Annecy goes to Cannes and highlights Ukrainian talent, Jan Konin, and Nadase

Ukrainian producers Anna Eliseeva, Igor Olesov and Irina Kostyuk – who have just left the car after driving the two-day drive between Kyiv and Cannes – kicked off this year’s Annecy Goes Day for the cartoon in Cannes with a call to arms.

“While Ukraine is fighting with Russia, we need to continue the fight at the cultural level,” said Olesov, whose project “Mavka, the song of the forest” (pictured) was one of five works in progress presented at the morning session on May 22. “Culture is our most powerful weapon at the moment, and we need to show our weapon to the whole world. This is why our team has double motivation.”

A family-friendly 3D adventure picked up from Ukrainian folklore, the feature-length project was selected to work on a Bordeaux cartoon in both 2017 and 2018 and has been in production since much earlier. Now with deals signed and delivered in September, the filmmaking team faces uncommon pressures on even the most complex of schedules.

“A lot of our animators work from shelters,” Kostyuk explained. They have been displaced and scattered all over the place. Some are in the occupied territories, facing Russian soldiers and tanks as they work to finish the film.”

While the project has already ensured distribution across a number of international territories, the film’s domestic future remains uncertain. “We don’t know when the local release will happen,” Eliseeva said. “We say it will happen after our victory – and that will be very cool.”

Of course, “Mavka, The Forest Song” was an odd thing for Annecy Goes to Cannes, a presentation in progress with Cannes Marché du Film and Annecy Intl. Animation Film Festival, where the other four titles are in early stages of development. While the Mafka team requested international support, the other four development projects were looking for international partners.

Directed by Zoltan Horvath, Jean-Jacques Kahn and Franck Van Leeuwen, and produced by Swiss company Nadasdy Films, the boxing drama “Closed Fist” tells the true story of Young Perez, a Tunisian Jewish immigrant who became the youngest world flyweight champion, and his older brother Kidd, who survived From the war and carrying his brother’s legacy. Heading into production, the project will use motion capture to give boxing bouts their punches while linking 2D computer animation, 3D graphics, and drawing in a visual style that’s supposed to look like a pattern.

“Lollipop” director Lisa Marie Russo called her visual test “serious Disney,” explaining that her semi-autobiographical story will deal with a woman’s battle with breast cancer with the iconic color, 2D graphics, and accessible character designs of some of the early ’90s films. . A non-fiction producer and past chair of the BFI Document Fund, Rousseau was also associated with the possibilities of fiction and one-on-one animation, especially when exploring a subject often not drawn in the shadows of documentary realism. She will produce Fly Films and Enter Yes.

Led by Naïa Productions and based on the bestselling trilogy of French graphic novels, “Epiphania” directed by Jan Kounen tells the story of a father and his son, following a human man and his adopted hybrid child across a sprawling science fiction landscape. Series creator Ludovic Debeurme has already set the tone with his dense and thoughtful appendix, and now Kounen is working with animation studio Mac Guff Ligne to translate Debeurme’s graphic novel designs into scalable 3D models. As he embarks on his first animation feature, Kounen will use the set of tools he’s accumulated over the past few years to direct immersive and virtual reality experiences.
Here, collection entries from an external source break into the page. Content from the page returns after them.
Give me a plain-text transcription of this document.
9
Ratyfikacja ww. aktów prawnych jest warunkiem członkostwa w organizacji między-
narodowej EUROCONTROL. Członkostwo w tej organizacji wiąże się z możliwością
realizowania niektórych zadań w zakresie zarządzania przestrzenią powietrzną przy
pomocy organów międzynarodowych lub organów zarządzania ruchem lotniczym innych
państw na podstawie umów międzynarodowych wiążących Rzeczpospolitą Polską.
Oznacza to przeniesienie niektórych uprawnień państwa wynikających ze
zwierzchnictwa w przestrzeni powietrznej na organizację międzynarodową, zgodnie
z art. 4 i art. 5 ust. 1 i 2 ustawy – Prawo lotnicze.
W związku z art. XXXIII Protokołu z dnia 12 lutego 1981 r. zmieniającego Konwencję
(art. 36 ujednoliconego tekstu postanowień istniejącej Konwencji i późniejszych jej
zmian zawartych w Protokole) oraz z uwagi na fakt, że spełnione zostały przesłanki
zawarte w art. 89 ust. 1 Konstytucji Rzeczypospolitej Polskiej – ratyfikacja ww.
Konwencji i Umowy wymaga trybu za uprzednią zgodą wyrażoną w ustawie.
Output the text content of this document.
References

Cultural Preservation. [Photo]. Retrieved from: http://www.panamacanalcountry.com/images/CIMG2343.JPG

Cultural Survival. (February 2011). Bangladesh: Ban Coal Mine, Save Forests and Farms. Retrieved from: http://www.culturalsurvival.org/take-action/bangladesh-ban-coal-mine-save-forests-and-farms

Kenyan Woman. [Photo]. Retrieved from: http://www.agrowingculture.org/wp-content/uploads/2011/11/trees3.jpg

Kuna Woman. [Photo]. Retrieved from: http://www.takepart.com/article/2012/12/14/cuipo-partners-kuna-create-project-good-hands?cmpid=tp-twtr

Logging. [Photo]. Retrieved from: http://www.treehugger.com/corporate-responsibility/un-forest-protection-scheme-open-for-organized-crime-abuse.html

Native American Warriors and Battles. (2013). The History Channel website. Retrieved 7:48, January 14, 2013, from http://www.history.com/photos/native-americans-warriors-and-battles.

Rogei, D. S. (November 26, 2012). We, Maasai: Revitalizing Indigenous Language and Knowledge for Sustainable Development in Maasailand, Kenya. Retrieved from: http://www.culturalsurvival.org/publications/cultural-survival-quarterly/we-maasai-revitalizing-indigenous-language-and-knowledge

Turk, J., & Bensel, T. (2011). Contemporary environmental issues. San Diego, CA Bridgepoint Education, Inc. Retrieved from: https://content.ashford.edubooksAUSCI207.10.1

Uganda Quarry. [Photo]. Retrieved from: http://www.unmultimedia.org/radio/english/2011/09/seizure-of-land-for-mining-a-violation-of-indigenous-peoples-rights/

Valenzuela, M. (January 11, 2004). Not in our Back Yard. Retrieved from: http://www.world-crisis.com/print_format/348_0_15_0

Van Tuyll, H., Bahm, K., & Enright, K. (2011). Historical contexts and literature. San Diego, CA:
Reminiscent of a ’90s indie comedy, When Adam Changes by Joel Vaudrell is a two-dimensional coming-of-age story about the horrors of puberty. Like the distant Quebec cousin of Mike Judge’s earliest work, Vaudreille addresses the embarrassment of adolescence by giving each character a unique shape and personality, no more than Adam himself, whose body includes all the sarcasm he receives. In the screened footage, the gritty teen hangs out with a potential crush, watches tacky game shows and suffers the awkward, awkward midsummer feel of being young and bored with little to do. Parce Que Films is produced by Parce Que Films.

Three weeks after Annecy goes to Cannes, the animator is going to Annecy for a huge festival – the MIFA Market Edition, which runs from June 13-18.